The effects of the virus aside, the balance of trends is shifting. It helps that individuals like Sudhir Kumar Mishra, director general, DRDO, and CEO & MD, BrahMos Aerospace, have also underlined their support to the cause. BrahMos Aerospace, making use of its CSR fund, sent 500 PPEs, 2,500 N-95 masks and other essential equipment to Jabalpur, Mishra’s hometown.
Groups like Madhya Pradesh Association of Women Entrepreneurs (MAWE) helped provide surface cleaners and sanitisers to control the coronavirus. In addition to the beneficiaries of PM Jan Dhan Yojana and Ujjwala Yojana receiving advanced sums, the district administration provided untied food grain stocks to community kitchens supplying food to migrant labourers and residents who are not covered in other government schemes.
Amid risks of patients facing alienation and incidents of shaming, Jabalpur managed to successfully pitch a compassionate outlook with the message that people were required to come together in a national effort. A campaign was launched to garner donations towards the cause, and the district has so far been able to collect more than Rs 1 crore. About 90 NGOs are working with 55 government food camps to provide daily meals to 85,000 people. The Jabalpur police department also runs a mobile cafeteria vehicle to give out food packets to police personnel on duty.
Spreading a success story
As of today, Jabalpur aims to increase its testing capacity, and prepare itself for phased relaxations. Even in the time of a political upheaval that Madhya Pradesh recently saw, it is really to the bureaucracy’s credit that districts in the state, particularly Jabalpur, have managed to hold up well and also rope in civil society for a deeper participation.
The scale of the coronavirus spread remains erratic and any attempt to make conclusive remarks on the pattern of the spread will only disappoint.

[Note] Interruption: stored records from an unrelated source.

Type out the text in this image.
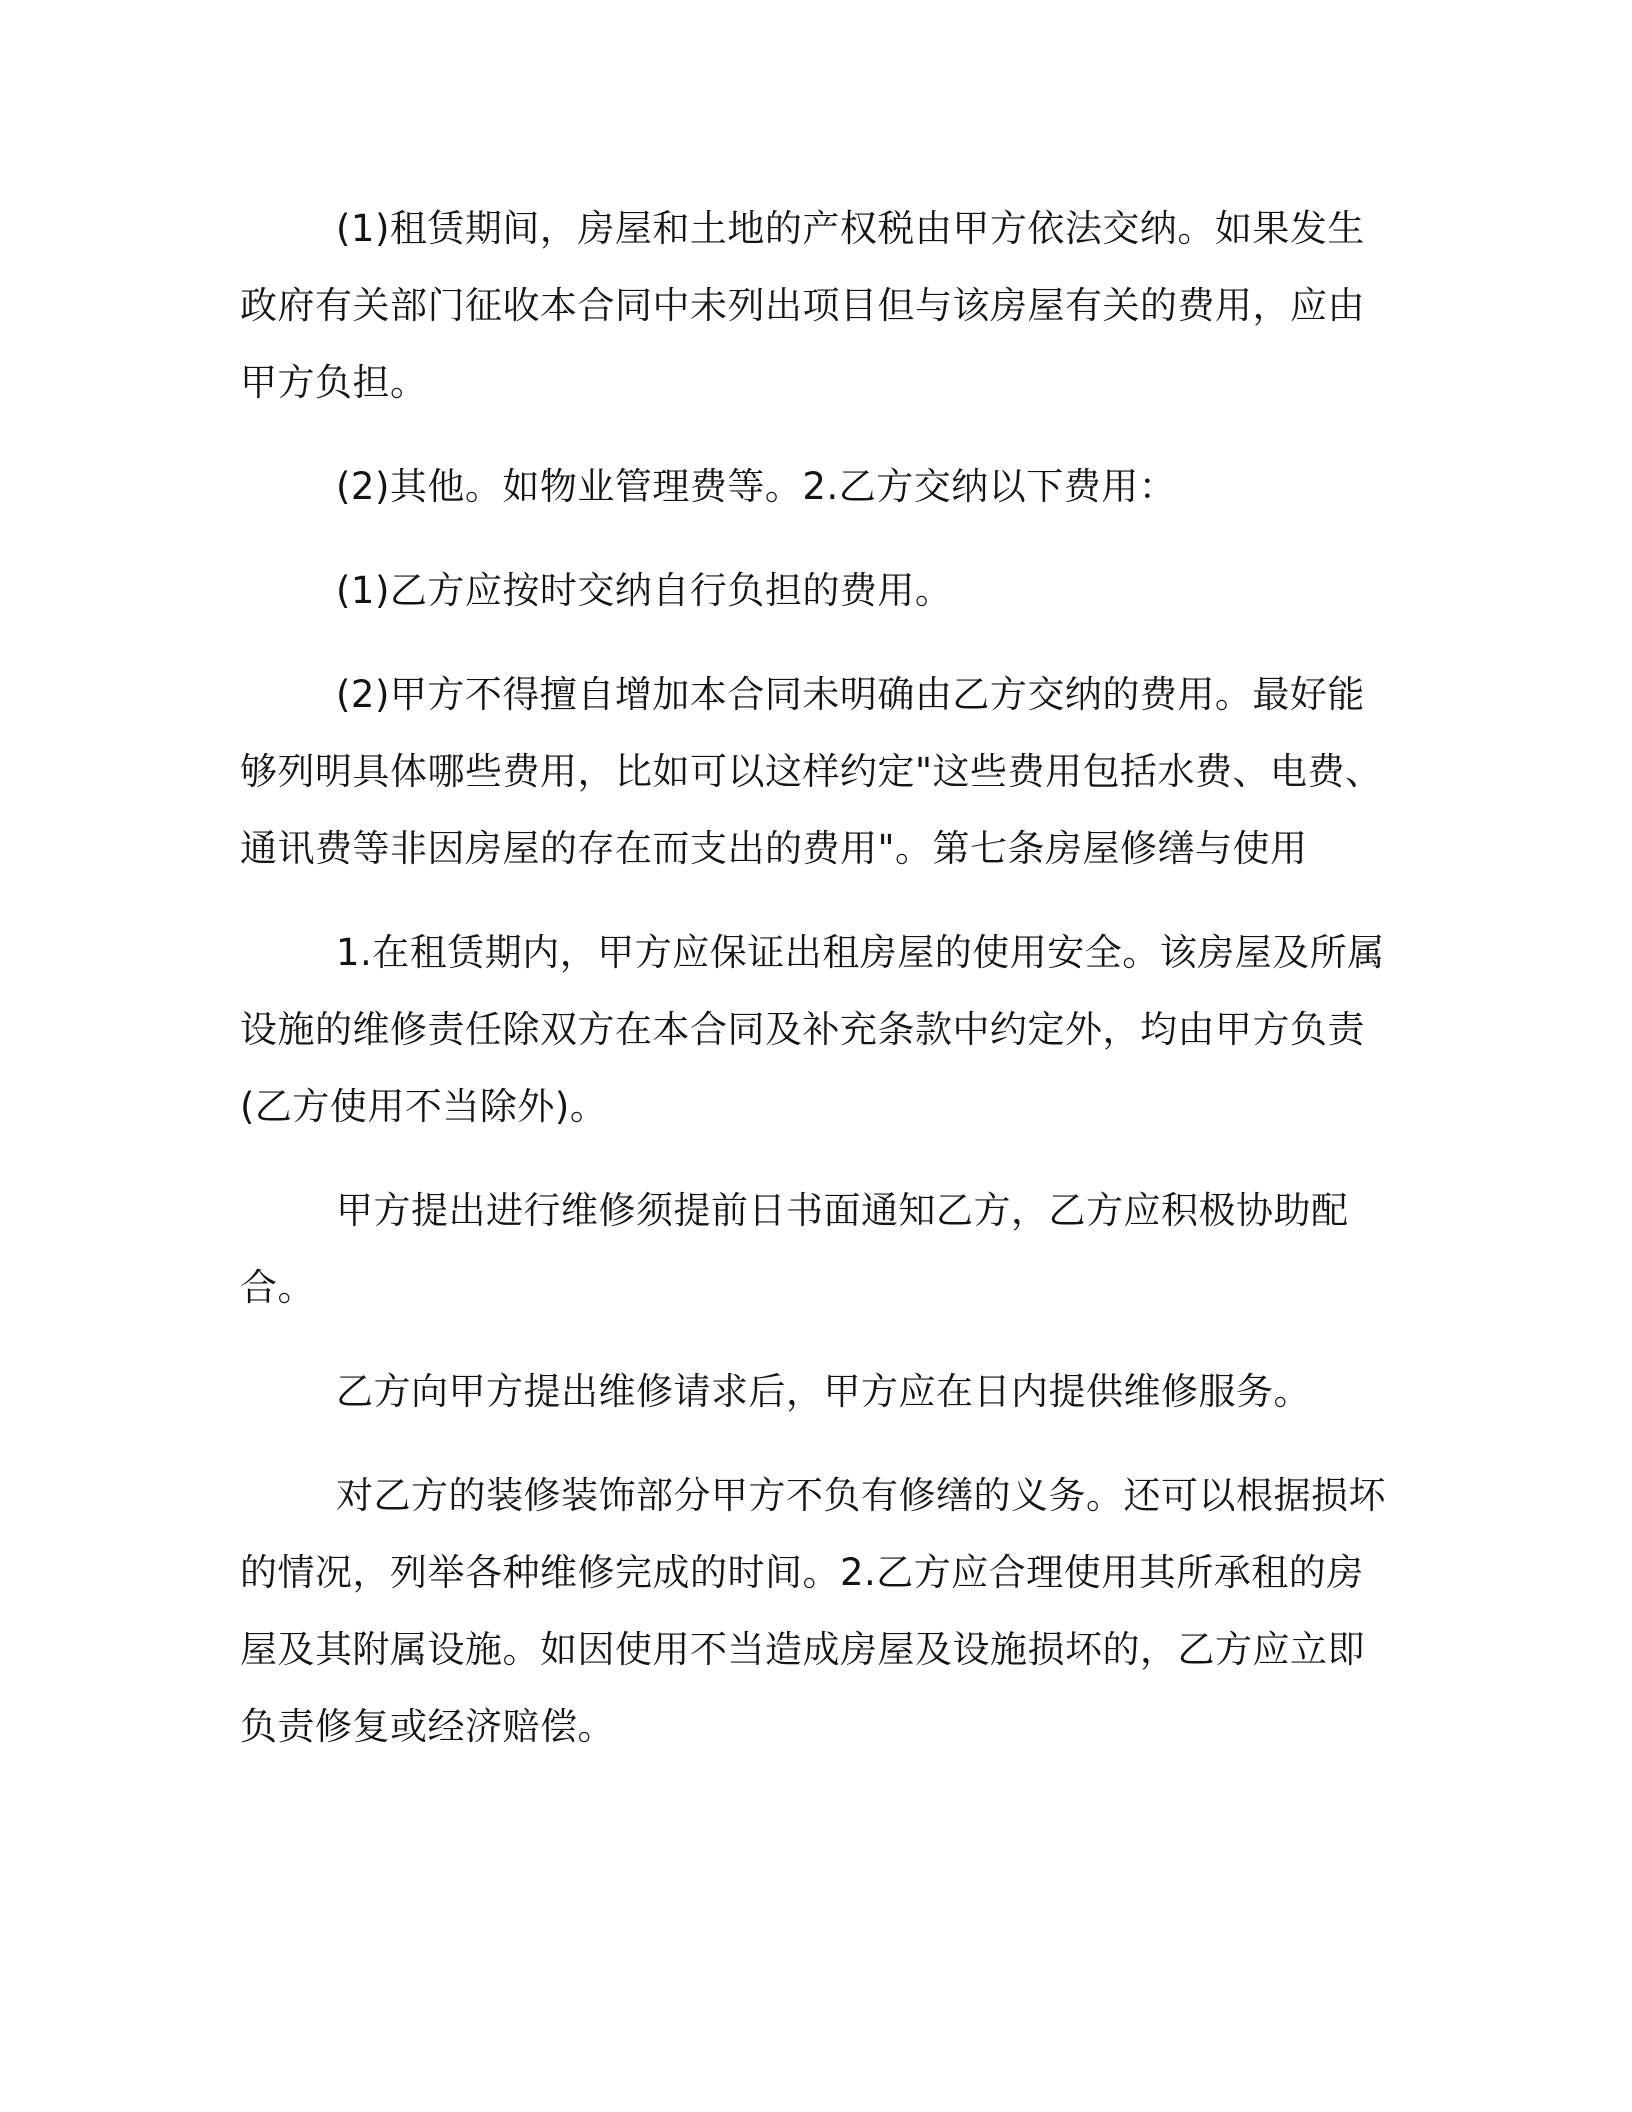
(1)租赁期间，房屋和土地的产权税由甲方依法交纳。如果发生政府有关部门征收本合同中未列出项目但与该房屋有关的费用，应由甲方负担。

(2)其他。如物业管理费等。2.乙方交纳以下费用：

(1)乙方应按时交纳自行负担的费用。

(2)甲方不得擅自增加本合同未明确由乙方交纳的费用。最好能够列明具体哪些费用，比如可以这样约定"这些费用包括水费、电费、通讯费等非因房屋的存在而支出的费用"。第七条房屋修缮与使用

1.在租赁期内，甲方应保证出租房屋的使用安全。该房屋及所属设施的维修责任除双方在本合同及补充条款中约定外，均由甲方负责(乙方使用不当除外)。

甲方提出进行维修须提前日书面通知乙方，乙方应积极协助配合。

乙方向甲方提出维修请求后，甲方应在日内提供维修服务。

对乙方的装修装饰部分甲方不负有修缮的义务。还可以根据损坏的情况，列举各种维修完成的时间。2.乙方应合理使用其所承租的房屋及其附属设施。如因使用不当造成房屋及设施损坏的，乙方应立即负责修复或经济赔偿。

Accusations of overreach abound, and states are bound to find the exit from this lockdown more challenging than its imposition. At such a time, examples of Jabalpur, Pathanamthitta (Kerala) and Bhilwara (Rajasthan) should be seen as lessons for the future course of action in the wider region. While its low number of positive Covid-19 cases might have kept Jabalpur from making national headlines so far, the success of its coronavirus containment is a story that deserves every bit of traction it stands to gain in days to come.
The author is a policy analyst. Views are personal.